So if I sell 100 SPX puts with a delta of .5 and want to hedge them then I have to sell 50,000 SPY? Are there any other hedges for SPX in a PM account as selling 50,000 SPY would probably move the market until an arb got interested.
Well, you'd probably want to sell the natural straddle over the SPX put/SPY spot synthetic. I don't believe there is any relief with anything other than SPY.
I am looking to reduce margin requirement if I am short naked put or call if market moves against me. Turning a naked position into a short straddle wouldn't do that, I presume.
I agree, the haircut would be smaller but the natural straddle doesn't reduce your risk that selling SPY would, I presume.
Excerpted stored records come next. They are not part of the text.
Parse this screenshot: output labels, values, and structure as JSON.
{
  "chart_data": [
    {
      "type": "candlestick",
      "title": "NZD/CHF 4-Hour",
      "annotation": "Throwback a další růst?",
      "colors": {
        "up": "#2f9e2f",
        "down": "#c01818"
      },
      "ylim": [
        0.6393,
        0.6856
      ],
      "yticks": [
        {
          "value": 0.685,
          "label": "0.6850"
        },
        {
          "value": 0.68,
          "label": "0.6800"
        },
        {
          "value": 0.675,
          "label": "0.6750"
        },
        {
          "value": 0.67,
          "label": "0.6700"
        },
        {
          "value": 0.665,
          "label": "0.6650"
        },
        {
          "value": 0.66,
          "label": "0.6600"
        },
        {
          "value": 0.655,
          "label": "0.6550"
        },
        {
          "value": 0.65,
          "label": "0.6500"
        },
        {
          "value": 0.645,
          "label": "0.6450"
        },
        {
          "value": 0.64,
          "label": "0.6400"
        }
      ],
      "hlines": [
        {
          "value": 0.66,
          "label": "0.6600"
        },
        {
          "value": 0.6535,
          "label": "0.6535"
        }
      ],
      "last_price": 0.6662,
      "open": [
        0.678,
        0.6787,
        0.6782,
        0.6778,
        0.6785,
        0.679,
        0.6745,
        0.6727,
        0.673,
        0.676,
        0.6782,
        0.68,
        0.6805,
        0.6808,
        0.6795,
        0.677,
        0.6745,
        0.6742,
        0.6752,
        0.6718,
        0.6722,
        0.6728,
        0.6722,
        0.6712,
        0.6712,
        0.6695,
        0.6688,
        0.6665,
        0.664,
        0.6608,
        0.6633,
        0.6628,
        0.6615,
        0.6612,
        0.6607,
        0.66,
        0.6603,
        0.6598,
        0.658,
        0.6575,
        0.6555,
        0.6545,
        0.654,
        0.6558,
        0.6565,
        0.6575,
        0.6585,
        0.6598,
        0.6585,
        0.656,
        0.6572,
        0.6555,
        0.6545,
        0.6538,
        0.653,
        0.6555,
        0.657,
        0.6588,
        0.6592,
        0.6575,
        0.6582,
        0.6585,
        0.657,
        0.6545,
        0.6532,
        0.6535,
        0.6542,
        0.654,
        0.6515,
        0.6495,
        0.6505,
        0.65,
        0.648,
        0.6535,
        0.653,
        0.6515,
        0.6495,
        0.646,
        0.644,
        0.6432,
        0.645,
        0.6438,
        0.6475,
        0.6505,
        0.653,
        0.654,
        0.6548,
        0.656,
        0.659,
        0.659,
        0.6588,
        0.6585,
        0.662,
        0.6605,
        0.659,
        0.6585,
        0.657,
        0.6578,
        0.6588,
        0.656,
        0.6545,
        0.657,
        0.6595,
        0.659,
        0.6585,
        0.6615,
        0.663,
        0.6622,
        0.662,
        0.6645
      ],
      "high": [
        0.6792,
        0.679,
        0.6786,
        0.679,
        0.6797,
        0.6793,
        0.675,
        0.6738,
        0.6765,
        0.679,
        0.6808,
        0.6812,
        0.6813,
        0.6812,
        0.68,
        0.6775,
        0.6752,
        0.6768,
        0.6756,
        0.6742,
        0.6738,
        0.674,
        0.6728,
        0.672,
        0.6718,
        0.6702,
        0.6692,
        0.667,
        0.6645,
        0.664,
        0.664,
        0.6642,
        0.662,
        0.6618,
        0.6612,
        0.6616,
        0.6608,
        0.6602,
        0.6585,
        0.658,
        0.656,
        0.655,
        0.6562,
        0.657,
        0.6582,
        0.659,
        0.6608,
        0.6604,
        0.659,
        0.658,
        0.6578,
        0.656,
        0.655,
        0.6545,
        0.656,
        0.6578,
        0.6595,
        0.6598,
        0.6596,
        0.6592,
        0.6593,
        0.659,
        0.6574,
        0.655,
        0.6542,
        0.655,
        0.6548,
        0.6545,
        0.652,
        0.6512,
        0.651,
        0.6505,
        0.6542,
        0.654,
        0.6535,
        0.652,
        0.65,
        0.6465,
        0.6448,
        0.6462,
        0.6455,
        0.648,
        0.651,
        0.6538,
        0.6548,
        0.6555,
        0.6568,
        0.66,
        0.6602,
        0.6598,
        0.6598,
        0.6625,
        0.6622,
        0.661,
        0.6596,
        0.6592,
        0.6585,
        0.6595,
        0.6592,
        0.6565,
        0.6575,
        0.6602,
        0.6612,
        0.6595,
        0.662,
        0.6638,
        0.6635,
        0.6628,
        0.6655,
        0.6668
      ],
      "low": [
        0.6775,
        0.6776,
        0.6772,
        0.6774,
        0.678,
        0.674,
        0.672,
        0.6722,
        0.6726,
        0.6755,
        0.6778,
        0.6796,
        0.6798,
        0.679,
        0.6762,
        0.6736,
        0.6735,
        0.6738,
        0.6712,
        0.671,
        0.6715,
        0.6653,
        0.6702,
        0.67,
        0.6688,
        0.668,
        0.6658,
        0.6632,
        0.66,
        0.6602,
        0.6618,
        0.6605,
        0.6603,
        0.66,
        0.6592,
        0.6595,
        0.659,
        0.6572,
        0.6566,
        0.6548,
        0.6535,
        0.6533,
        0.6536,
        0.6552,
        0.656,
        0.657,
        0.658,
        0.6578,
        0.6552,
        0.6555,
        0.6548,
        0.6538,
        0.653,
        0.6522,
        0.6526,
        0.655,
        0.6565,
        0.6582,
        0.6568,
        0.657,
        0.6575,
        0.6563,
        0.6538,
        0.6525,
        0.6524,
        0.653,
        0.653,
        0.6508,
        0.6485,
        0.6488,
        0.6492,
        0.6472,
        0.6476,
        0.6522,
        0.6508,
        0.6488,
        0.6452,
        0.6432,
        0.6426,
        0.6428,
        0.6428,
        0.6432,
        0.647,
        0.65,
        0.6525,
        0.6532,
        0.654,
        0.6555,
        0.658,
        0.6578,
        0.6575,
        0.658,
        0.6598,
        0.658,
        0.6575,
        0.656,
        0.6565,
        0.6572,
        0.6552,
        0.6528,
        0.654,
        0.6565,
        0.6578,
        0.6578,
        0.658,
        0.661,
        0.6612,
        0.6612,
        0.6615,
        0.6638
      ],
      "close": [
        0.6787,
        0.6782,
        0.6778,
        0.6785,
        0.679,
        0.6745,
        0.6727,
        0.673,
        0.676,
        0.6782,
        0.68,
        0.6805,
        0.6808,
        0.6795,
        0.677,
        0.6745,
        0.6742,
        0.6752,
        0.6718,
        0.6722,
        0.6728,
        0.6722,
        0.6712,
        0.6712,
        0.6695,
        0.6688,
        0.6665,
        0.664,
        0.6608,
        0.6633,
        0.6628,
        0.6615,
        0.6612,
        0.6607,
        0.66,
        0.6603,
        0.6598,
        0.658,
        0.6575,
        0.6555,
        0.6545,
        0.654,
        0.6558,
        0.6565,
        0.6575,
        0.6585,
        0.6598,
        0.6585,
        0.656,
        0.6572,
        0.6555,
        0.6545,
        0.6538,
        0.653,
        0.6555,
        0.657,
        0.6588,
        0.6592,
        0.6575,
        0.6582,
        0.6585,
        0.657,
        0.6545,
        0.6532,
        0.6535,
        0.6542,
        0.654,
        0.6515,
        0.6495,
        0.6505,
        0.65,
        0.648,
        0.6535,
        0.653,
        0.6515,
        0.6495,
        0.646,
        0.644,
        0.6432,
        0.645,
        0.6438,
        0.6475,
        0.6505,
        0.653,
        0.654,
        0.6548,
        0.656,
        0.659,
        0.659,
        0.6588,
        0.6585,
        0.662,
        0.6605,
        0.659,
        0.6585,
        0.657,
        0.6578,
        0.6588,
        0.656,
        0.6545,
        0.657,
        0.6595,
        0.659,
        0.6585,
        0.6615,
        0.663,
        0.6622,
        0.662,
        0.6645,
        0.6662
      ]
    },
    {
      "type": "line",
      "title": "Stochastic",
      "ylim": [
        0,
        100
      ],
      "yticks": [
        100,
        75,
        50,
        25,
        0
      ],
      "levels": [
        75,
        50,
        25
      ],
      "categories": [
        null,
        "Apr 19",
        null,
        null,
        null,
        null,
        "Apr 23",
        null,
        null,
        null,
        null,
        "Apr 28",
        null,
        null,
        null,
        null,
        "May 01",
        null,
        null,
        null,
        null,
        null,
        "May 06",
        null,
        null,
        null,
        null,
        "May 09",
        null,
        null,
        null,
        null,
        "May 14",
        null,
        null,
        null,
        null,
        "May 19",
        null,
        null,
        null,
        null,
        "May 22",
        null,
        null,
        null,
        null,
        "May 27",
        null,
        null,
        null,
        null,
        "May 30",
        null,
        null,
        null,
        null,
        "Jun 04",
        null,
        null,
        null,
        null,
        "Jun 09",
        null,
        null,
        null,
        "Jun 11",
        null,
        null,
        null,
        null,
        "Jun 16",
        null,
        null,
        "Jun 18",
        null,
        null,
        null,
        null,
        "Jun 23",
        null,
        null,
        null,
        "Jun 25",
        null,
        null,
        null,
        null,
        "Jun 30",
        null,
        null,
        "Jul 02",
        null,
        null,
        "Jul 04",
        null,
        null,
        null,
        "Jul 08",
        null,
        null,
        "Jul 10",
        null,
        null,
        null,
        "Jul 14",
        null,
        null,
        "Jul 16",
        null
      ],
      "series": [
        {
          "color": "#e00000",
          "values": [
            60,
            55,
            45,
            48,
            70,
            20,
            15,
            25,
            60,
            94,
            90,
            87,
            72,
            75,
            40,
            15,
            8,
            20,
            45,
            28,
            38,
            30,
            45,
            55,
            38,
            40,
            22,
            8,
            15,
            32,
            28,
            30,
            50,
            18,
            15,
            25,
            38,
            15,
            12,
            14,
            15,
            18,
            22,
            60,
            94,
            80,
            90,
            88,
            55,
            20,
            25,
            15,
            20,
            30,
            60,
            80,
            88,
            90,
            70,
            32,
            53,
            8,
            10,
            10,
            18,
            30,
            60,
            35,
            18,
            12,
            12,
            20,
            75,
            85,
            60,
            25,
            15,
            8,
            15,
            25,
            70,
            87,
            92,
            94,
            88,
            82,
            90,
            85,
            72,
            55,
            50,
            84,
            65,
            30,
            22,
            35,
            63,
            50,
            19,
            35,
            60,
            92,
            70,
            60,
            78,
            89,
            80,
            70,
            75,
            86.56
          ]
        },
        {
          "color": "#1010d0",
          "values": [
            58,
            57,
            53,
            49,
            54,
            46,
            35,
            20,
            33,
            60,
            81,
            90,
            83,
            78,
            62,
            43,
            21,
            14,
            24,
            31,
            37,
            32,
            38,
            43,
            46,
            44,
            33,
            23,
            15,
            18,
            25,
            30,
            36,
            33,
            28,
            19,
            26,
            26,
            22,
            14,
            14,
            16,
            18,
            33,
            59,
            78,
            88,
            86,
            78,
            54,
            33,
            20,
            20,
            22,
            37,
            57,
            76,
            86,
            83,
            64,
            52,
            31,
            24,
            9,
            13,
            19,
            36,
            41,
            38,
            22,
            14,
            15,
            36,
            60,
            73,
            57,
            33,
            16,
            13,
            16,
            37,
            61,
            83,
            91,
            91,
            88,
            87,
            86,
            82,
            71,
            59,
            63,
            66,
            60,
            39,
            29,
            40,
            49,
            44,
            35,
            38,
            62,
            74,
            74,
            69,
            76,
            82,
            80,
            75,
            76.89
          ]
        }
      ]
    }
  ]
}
Ugh. Short 100 SPX ATM puts AND Short 50,000 SPY [=] Short 50 of the SPX ATM straddles [S*50 calls, S*50 puts]. They're arb-equivalent until you reduce/increase either side of the synthetic equation. Going inter-market can only increase the haircut, and it's more costly in execution.
Portfolio Margin Enhancement Dear IB Trader, Modifications are being made to the margin offset for positions in high cap, broad based indices and non high cap broad based indices (some examples: SPX, NDX, OEX, RUT). Margin requirements associated with these positions will be increasing. As a result of the change previously described, we believe that the requirements will change as follows in this account. My PM has gone up over 100%! That didn't last long.